Le texte biblique de ce matin ne nous invite pas à pleurer sur nous-mêmes et notre « petite foi », comme Jésus disait à ses disciples. Il nous invite à ouvrir la bouche et à laisser s’exprimer cette foi que nous avons en celui qui nous a donné sa vie. Oui, nous avons entendu, et si nous sommes chrétiens c’est par la bouche et le cœur, c’est-à-dire par le témoignage et des actions qui s’y conforment. Pour le dire autrement : sommes-nous convaincus de ce que notre tête croit ? L’Évangile touche-t-il notre cœur, ou bien reste-t-il dans un coin de notre cerveau ? Vous le savez au moins intuitivement : il y a des gens qui attendent, qui vous attendent, qui attendent votre témoignage. Je ne parle pas de ceux qui sont déjà chrétiens, mais des autres. Ils sont autour de vous, et pas dans le fichier paroissial. « Leur voix est allée par toute la terre, Et leurs paroles jusqu’aux extrémités du monde. » Et vous savez combien ils sont loin, pourtant, ces gens qui sont proches de vous. La promesse biblique, c’est que votre voix ira jusque là-bas, jusqu’à ceux qui sont si loin, eux qui vivent à vos côtés.
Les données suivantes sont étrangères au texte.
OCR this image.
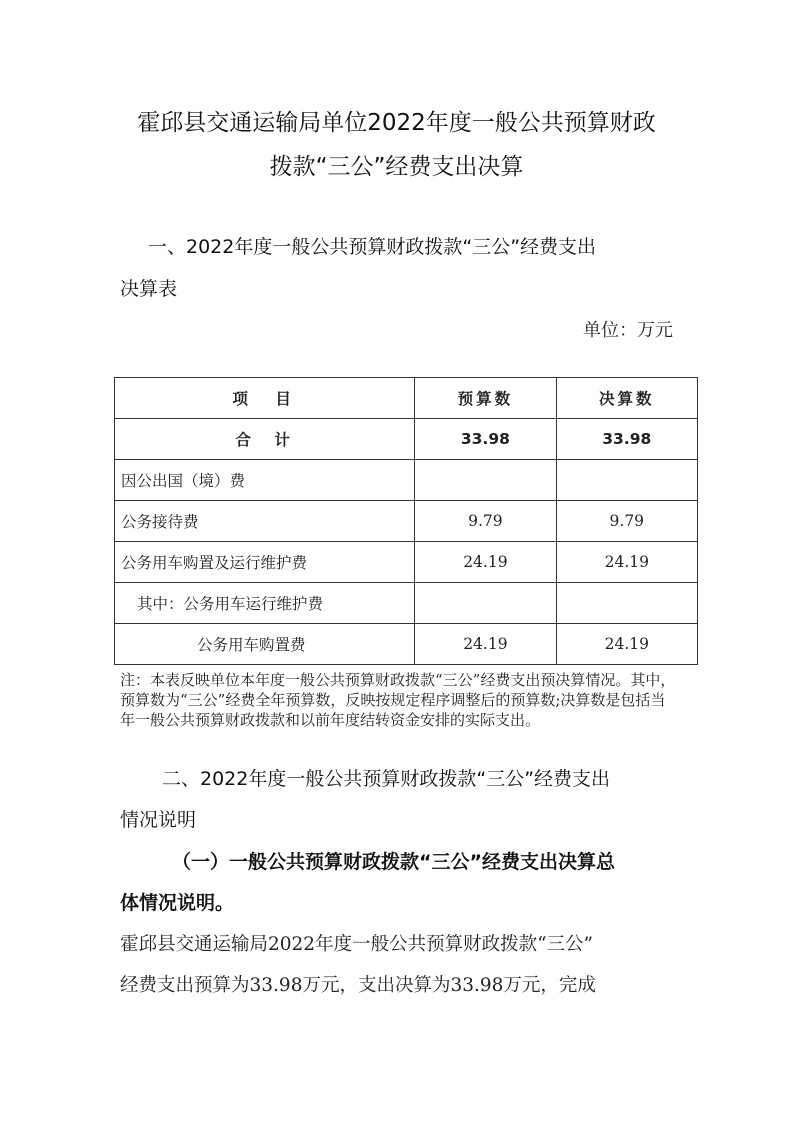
霍邱县交通运输局单位2022年度一般公共预算财政
拨款“三公”经费支出决算
一、2022年度一般公共预算财政拨款“三公”经费支出
决算表
单位：万元
项　目	预算数	决算数
合　计	33.98	33.98
因公出国（境）费		
公务接待费	9.79	9.79
公务用车购置及运行维护费	24.19	24.19
其中：公务用车运行维护费		
公务用车购置费	24.19	24.19
注：本表反映单位本年度一般公共预算财政拨款“三公”经费支出预决算情况。其中，预算数为“三公”经费全年预算数，反映按规定程序调整后的预算数;决算数是包括当年一般公共预算财政拨款和以前年度结转资金安排的实际支出。
二、2022年度一般公共预算财政拨款“三公”经费支出
情况说明
（一）一般公共预算财政拨款“三公”经费支出决算总
体情况说明。
霍邱县交通运输局2022年度一般公共预算财政拨款“三公”
经费支出预算为33.98万元，支出决算为33.98万元，完成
La question que se posait Ésaïe que cite saint Paul : « Seigneur, qui a cru à ce que nous avons fait entendre ? », cette question est peut-être une constatation, mais jamais une excuse pour se taire. Le prophète Jonas ne voulait pas parler afin que les méchants ne puissent se convertir. Il a bien fallu qu’il y aille pourtant. Alors nous, à plus forte raison ! Nous sommes là pour ça, après tout. C’est bien ce que Paul expliquait aux chrétiens de Rome, qu’ils fussent Juifs ou Grecs. Dieu fait ce qu’il veut et il touche le cœur de qui il veut. Notre mission, c’est de parler de lui, de dire son amour pour nous et pour tout le monde, sa puissance plus forte que la mort, la victoire qu’il nous apporte. Quelle victoire ? « La victoire qui triomphe du monde, c’est notre foi. » (1 Jean 5 / 4) Mettons-la en œuvre, ou plutôt laissons-la nous mettre en mouvement, en mouvement vers les autres. Je vous le dis : ils nous attendent. Amen.